Bin Laden's killing brought immediate global travel warnings even as many fliers pondered whether the terror threat they've had to worry about for almost a decade would ultimately subside.
Passengers on board El Al flight 27 from Tel Aviv -- the first international flight to arrive Monday morning at New Jersey's Newark Liberty International Airport -- found out about the news when they touched down.
"It gives a greater feeling of security knowing there's one less person who wants to kill people," said Manny Landau.
But other passengers wondered what's next.
"The people on the flight started saying, 'Well does that mean the cells will be more active? Will there be revenge actions?' You know, we worry," said Kira Sirote, who witnessed the attacks on the World Trade Center on September 11, 2001.
But Sirote and a dozen other passengers on the flight who spoke with CNN said they had no intention of changing their travel plans.
The U.S. Department of State, however, warned U.S. citizens traveling and living abroad to be on alert for the "enhanced potential for anti-American violence."
The agency also strongly urged U.S. citizens "in areas where recent events could cause anti-American violence" to limit their travel outside of their homes and hotels and avoid mass gatherings and demonstrations.
No new airport alert
But Bin Laden's death doesn't necessarily mean travelers will see stricter security at the airport.
The Department of Homeland Security remains at a heightened state of vigilance, but does not intend to issue an alert at this time, said Secretary of Homeland Security Janet Napolitano in a statement.
"We will only issue alerts when we have specific or credible information to convey to the American public," Napolitano said.

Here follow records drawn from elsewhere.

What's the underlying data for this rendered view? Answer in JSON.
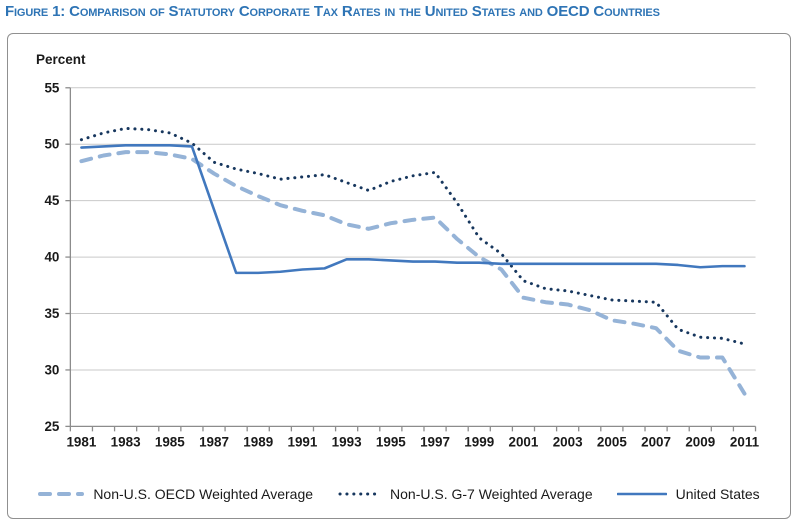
{
  "header": {
    "title": "Figure 1: Comparison of Statutory Corporate Tax Rates in the United States and OECD Countries"
  },
  "chart_data": {
    "type": "line",
    "title": "Figure 1: Comparison of Statutory Corporate Tax Rates in the United States and OECD Countries",
    "xlabel": "",
    "ylabel": "Percent",
    "ylim": [
      25,
      55
    ],
    "yticks": [
      25,
      30,
      35,
      40,
      45,
      50,
      55
    ],
    "grid": true,
    "legend_position": "bottom",
    "x": [
      1981,
      1982,
      1983,
      1984,
      1985,
      1986,
      1987,
      1988,
      1989,
      1990,
      1991,
      1992,
      1993,
      1994,
      1995,
      1996,
      1997,
      1998,
      1999,
      2000,
      2001,
      2002,
      2003,
      2004,
      2005,
      2006,
      2007,
      2008,
      2009,
      2010,
      2011
    ],
    "xtick_labels": [
      "1981",
      "1983",
      "1985",
      "1987",
      "1989",
      "1991",
      "1993",
      "1995",
      "1997",
      "1999",
      "2001",
      "2003",
      "2005",
      "2007",
      "2009",
      "2011"
    ],
    "series": [
      {
        "name": "Non-U.S. OECD Weighted Average",
        "style": "dashed",
        "color": "#95B3D7",
        "values": [
          48.5,
          49.0,
          49.3,
          49.3,
          49.1,
          48.7,
          47.4,
          46.3,
          45.4,
          44.6,
          44.1,
          43.7,
          42.9,
          42.5,
          43.0,
          43.3,
          43.5,
          41.6,
          40.0,
          38.9,
          36.4,
          36.0,
          35.8,
          35.3,
          34.4,
          34.1,
          33.7,
          31.7,
          31.1,
          31.1,
          27.9
        ]
      },
      {
        "name": "Non-U.S. G-7 Weighted Average",
        "style": "dotted",
        "color": "#17375E",
        "values": [
          50.4,
          51.0,
          51.4,
          51.3,
          51.0,
          50.1,
          48.4,
          47.8,
          47.4,
          46.9,
          47.1,
          47.3,
          46.6,
          45.9,
          46.7,
          47.2,
          47.5,
          44.8,
          41.7,
          40.3,
          37.9,
          37.2,
          37.0,
          36.6,
          36.2,
          36.1,
          36.0,
          33.6,
          32.9,
          32.8,
          32.3
        ]
      },
      {
        "name": "United States",
        "style": "solid",
        "color": "#4178BE",
        "values": [
          49.7,
          49.8,
          49.9,
          49.9,
          49.9,
          49.8,
          44.2,
          38.6,
          38.6,
          38.7,
          38.9,
          39.0,
          39.8,
          39.8,
          39.7,
          39.6,
          39.6,
          39.5,
          39.5,
          39.4,
          39.4,
          39.4,
          39.4,
          39.4,
          39.4,
          39.4,
          39.4,
          39.3,
          39.1,
          39.2,
          39.2
        ]
      }
    ],
    "axis_color": "#8C8C8C",
    "gridline_color": "#C9C9C9"
  }
}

"However, our security posture, which always includes a number of measures both seen and unseen, will continue to respond appropriately to protect the American people from an evolving threat picture both in the coming days and beyond."
CNN's Allan Chernoff saw no noticeable change to security at Newark International Airport on Monday.
Still, the Port Authority of New York and New Jersey -- which owns and operates airports including Newark International, JFK International and LaGuardia -- said it was increasing police presence at its facilities.
The response was not based on a current threat, but out of an abundance of caution and all facilities would remain fully operational and at normal service levels, the Port Authority said in a statement.
Security experts said the government is trying to avoid being overly alarmist about any threat, but wants travelers to be aware about their surroundings.
"I think what we're likely to see is some fairly amateurish attacks over the next maybe two to three weeks. Certainly U.S. interests primarily abroad, so U.S. visitors and workers who live overseas should be particularly careful," said Michael Barrett, former director of strategy for the White House Homeland Security Council.
"We certainly want to be prepared and it's just important that all Americans are a little extra vigilant."
Meanwhile, other countries were quick to follow the U.S. Department of State in issuing a travel alert. The Australian government on Monday warned its citizens about an "enhanced risk of anti-Western violence" following bin Laden's death.
Britain's Foreign and Commonwealth Office urged British nationals overseas to "monitor the media carefully for local reactions, remain vigilant, exercise caution in all public places and avoid demonstrations, large crowds of people and public events."
CNN's Allan Chernoff contributed to this report.